No comparison in colour. It’s obvious that it’s much lighter. For example, here there’s the residue of a leaf that’s become peat. It’s totally asphyxiated. It’s all compacted. This clump is totally impermeable. It can’t absorb water or air. From a bacterial standpoint, this earth is much deader than mine. And where the shovel cut in, it’s all shiny.
This is death.
Then, there’s how it smells. It stinks of laundry detergent. If I take a clump here, it’s all fungus.
(He holds up the soils of the two vineyards in his hands.)
Life… and death.
–Natural Resistance, dir. Jonathan Nossiter
What Stefano was saying is that nothing can come of nothing. The wine from the conventional grapes is devoid of nourishment. We drink wine for express reasons – for pleasure, to get drunk (not necessarily the same thing), to stimulate creativity, to relax, to be sociable, to help us digest. Even the best wine may not always help us to achieve all these respective objectives. But there are occasions, moments, when we are most receptive that the wine in the glass and the act of drinking mysteriously combine to create a sense of harmony with nature and the living world.
My glass was filled with a light red wine poured from a pitcher, left on the table. I was relaxed, carefree and happy. Oh, how ruby bright that wine was; it gleamed in the sunlight. I remember clearly its enticing aroma – youthful but with a refinement that surprised me. The wine was sweetly exotic: lively on my tongue, perfectly balanced, and with a long glossy finish. It was the sort of wine that Omar Khayyam might have in mind for his desert tryst. The young woman who had poured it for me was amused when I asked what it was. It was, she said, vino rosso.

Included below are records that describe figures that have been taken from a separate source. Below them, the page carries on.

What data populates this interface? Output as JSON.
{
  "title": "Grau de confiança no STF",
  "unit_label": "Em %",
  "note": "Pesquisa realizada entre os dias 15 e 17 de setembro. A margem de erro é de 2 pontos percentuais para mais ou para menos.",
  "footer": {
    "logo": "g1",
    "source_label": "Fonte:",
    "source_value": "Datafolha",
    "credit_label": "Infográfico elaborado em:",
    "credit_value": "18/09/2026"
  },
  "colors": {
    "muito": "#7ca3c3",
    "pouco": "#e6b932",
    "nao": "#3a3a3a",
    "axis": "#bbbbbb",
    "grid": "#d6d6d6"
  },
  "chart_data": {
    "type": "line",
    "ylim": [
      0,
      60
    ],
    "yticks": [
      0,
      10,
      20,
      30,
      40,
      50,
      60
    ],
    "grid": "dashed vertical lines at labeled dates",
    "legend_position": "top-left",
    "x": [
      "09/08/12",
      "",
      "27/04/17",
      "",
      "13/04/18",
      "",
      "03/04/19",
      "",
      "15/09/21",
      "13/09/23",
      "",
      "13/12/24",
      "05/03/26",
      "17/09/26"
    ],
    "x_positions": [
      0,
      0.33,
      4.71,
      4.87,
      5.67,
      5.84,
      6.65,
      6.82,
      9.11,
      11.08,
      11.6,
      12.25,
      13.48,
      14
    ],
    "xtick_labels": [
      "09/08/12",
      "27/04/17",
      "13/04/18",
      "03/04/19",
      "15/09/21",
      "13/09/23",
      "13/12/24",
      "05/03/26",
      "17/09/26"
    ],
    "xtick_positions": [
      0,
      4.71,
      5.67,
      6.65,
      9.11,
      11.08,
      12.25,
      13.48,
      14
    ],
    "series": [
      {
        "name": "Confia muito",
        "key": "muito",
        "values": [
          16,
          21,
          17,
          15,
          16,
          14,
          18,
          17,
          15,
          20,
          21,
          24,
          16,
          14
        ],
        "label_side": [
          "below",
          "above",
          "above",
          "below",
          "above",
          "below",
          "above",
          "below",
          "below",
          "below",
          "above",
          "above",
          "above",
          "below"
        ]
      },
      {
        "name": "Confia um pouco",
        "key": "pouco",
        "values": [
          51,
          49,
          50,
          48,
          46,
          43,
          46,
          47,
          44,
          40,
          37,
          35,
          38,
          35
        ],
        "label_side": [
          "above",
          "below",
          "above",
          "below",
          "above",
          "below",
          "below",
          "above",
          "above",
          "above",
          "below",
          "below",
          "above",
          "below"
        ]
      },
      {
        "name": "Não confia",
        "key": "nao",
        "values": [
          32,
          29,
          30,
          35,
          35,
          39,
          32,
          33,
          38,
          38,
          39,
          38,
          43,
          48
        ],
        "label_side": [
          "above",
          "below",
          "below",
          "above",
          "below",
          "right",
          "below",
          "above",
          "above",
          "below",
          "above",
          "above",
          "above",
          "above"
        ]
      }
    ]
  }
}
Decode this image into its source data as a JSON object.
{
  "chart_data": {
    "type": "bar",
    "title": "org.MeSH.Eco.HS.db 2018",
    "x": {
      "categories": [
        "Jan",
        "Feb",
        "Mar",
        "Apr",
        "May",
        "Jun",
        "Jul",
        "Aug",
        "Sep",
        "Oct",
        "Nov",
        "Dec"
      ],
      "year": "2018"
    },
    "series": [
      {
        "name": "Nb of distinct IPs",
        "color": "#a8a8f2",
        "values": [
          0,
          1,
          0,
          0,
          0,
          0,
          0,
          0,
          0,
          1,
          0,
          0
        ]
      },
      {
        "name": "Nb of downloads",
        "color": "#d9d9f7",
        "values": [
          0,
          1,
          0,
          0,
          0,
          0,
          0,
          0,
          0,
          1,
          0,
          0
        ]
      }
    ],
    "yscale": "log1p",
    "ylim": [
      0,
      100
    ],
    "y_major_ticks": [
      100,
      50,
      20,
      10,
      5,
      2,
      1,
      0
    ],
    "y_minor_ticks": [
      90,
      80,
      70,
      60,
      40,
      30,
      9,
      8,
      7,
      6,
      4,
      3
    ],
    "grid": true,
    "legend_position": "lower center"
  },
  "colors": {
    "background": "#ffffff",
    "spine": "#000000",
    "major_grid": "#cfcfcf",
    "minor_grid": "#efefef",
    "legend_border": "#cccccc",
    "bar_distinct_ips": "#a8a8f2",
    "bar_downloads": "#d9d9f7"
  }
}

Remembrance of Wines Past – Gerald Asher
Once when he was in southern Italy, Eric texted me about a wine he was drinking in some small village tavern. The liquid was apparently incredibly pure and nourishing, a wine without a label, without a name, made by some local farmer for his own consumption –pour ma gueule as the French might say. Let’s buy it! I texted back excitedly. Eric did not want to do that, because by putting a name to it and imposing a value on the wine and thus thinking of it as a commercial product, you would be removing it from the context that made it so delicious. The magic lies in the moment – in the intimacy of the venue, in the pleasure of discovery, the not-knowing about the wine (its variety or origin), the nourishing quality of the liquid, the pure function of thirst being quenched.
I am forever saying that real wines are alive and imprinted with memories of their origin. Every glass of real wine is the aggregate of hundreds if not thousands, of influences and transformations. It is geography, and geology, human history and agriculture, science, art, gastronomy and chance. It is nature, what happens in the soil and what goes on the sky. It is the quirks of weather. It is the birds and the bees and the creepy-crawlies and the micro-organisms. And the human choices in the winery, to intervene – when, and to what extent. If the processes are sympathetic – thriving vineyards, beautiful grapes, an exacting attitude to quality, a feeling for the wine as it is transformed from potential to final product, then the wine is more than the bottled liquid – it contains information, experience and a portion of natural beauty. Most wine lacks this singular capacity; it is processed for a very specific commercial purpose, and, as such, has little value other than to be consumed or traded. Real wine has an undeniable energy, it possesses a unifying power that draws everything into a sense of itself and is a gift to be enjoyed by those who would open themselves to experience it.